Le gouvernement Couillard a utilisé jeudi le bâillon pour forcer la tenue d'un vote sur le projet de loi 400, qui permettra désormais à La Presse de changer sa structure de propriété sans l'accord de l'Assemblée nationale. Le Parti libéral du Québec, la Coalition avenir Québec et Québec solidaire ont voté pour ce projet de loi, adopté malgré l'opposition du Parti québécois et de la députée indépendante Martine Ouellet.

Cette loi, qui doit maintenant recevoir la sanction du lieutenant-gouverneur avant d'être en vigueur (une formalité), abroge un article d'une loi privée de 1967 qui donnait à Québec un droit de regard sur le choix de son propriétaire. La Presse pourra désormais poursuivre ses activités et planifier son avenir comme elle l'entend.

« Il s'agit d'une très bonne nouvelle, car cette décision nous permet d'aller de l'avant avec le changement de structure de l'entreprise, une étape cruciale de notre plan stratégique qui vise à assurer la pérennité de La Presse. » - Pierre-Elliott Levasseur, président de La Presse

« Nous aurons ainsi accès à des sources de revenus plus diversifiées, venant des fondations, des grands donateurs, du public et des programmes d'aides gouvernementaux universels, accessibles à toutes les entreprises de presse écrite », a souligné jeudi par voie de communiqué Pierre-Elliott Levasseur, président de La Presse.

« Je tiens à remercier les représentants du Parti libéral du Québec, du Parti québécois, de la Coalition avenir Québec et de Québec solidaire qui avaient tous consenti, en raison de l'importance du dossier, à la tenue du vote d'adoption », a-t-il ajouté.

Le 8 mai dernier, l'entreprise a annoncé qu'elle deviendrait la propriété d'un OBNL.

UNE « MASCARADE », ESTIME OUELLET

Le leader parlementaire du Parti libéral, Jean-Marc Fournier, a expliqué jeudi qu'il avait obtenu le consentement de tous les partis pour aller de l'avant avec un vote final sur le projet de loi, mais que la députée indépendante Martine Ouellet avait refusé d'indiquer si elle s'y opposerait.
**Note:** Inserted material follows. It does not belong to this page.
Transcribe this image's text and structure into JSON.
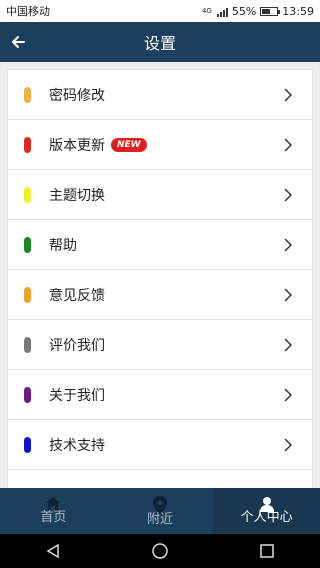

Puisque le projet de loi 400 a été déposé après le 15 mai, un député pouvait à lui seul ralentir le processus et empêcher son adoption avant la fin de la session parlementaire.

« Contrairement à tous les médias du Québec, La Presse ne peut pas donner suite à son plan d'affaires sans l'abrogation d'une disposition législative d'un autre siècle. La Presse, Power Corporation, la Fédération nationale des communications, le Syndicat des travailleurs de l'information de La Presse, le Syndicat des travailleurs et travailleuses du Québec, la Fédération professionnelle des journalistes du Québec et Le Devoir nous ont tous vivement encouragés à adopter cette loi rapidement et sans réserve. Ces groupes ont tous plaidé et démontré l'urgence d'agir », a rappelé la ministre de la Culture et des Communications, Marie Montpetit.

« Le bâillon [n'était] vraiment pas nécessaire. Le Parti libéral est complètement au service de Power Corporation, des Desmarais et de La Presse. [...] C'est une vraie mascarade », a martelé Mme Ouellet. Le Parti québécois et Québec solidaire ont également dénoncé l'imposition du bâillon.

« Le projet de loi 400 n'est pas un référendum sur les positions éditoriales du quotidien. Malgré toutes les critiques que Québec solidaire a à l'égard des positions éditoriales de La Presse, ce n'est pas l'objet du projet de loi », a toutefois rappelé Gabriel Nadeau-Dubois, qui a voté pour le projet de loi.

LE PQ DÉFEND SON TRAVAIL

Lors de la séance extraordinaire qui a servi à adopter le projet de loi 400 jeudi, le leader parlementaire péquiste Pascal Bérubé a défendu le travail de son parti dans ce dossier. « On travaille pour le bien commun », a-t-il dit, soulignant qu'il souhaitait un bel avenir à La Presse, même si son parti votait contre le projet de loi 400.

Plus tôt cette semaine, le PQ avait également proposé un amendement au projet de loi qui visait à ce que Québec encadre la composition du futur conseil d'administration de l'OBNL que le journal souhaite créer. Or, l'amendement péquiste, comme tous les amendements proposés par Martine Ouellet lors de l'étude détaillée du projet de loi, avait alors été jugé irrecevable par la présidente de la Commission.

« Ça montre qu'ils n'ont aucune ouverture, qu'ils ne répondent qu'à une commande », a déploré jeudi M. Bérubé, qui dresse un parallèle entre la ligne éditoriale fédéraliste de La Presse et la volonté des libéraux d'adopter le projet de loi 400 avant la fin de la session parlementaire.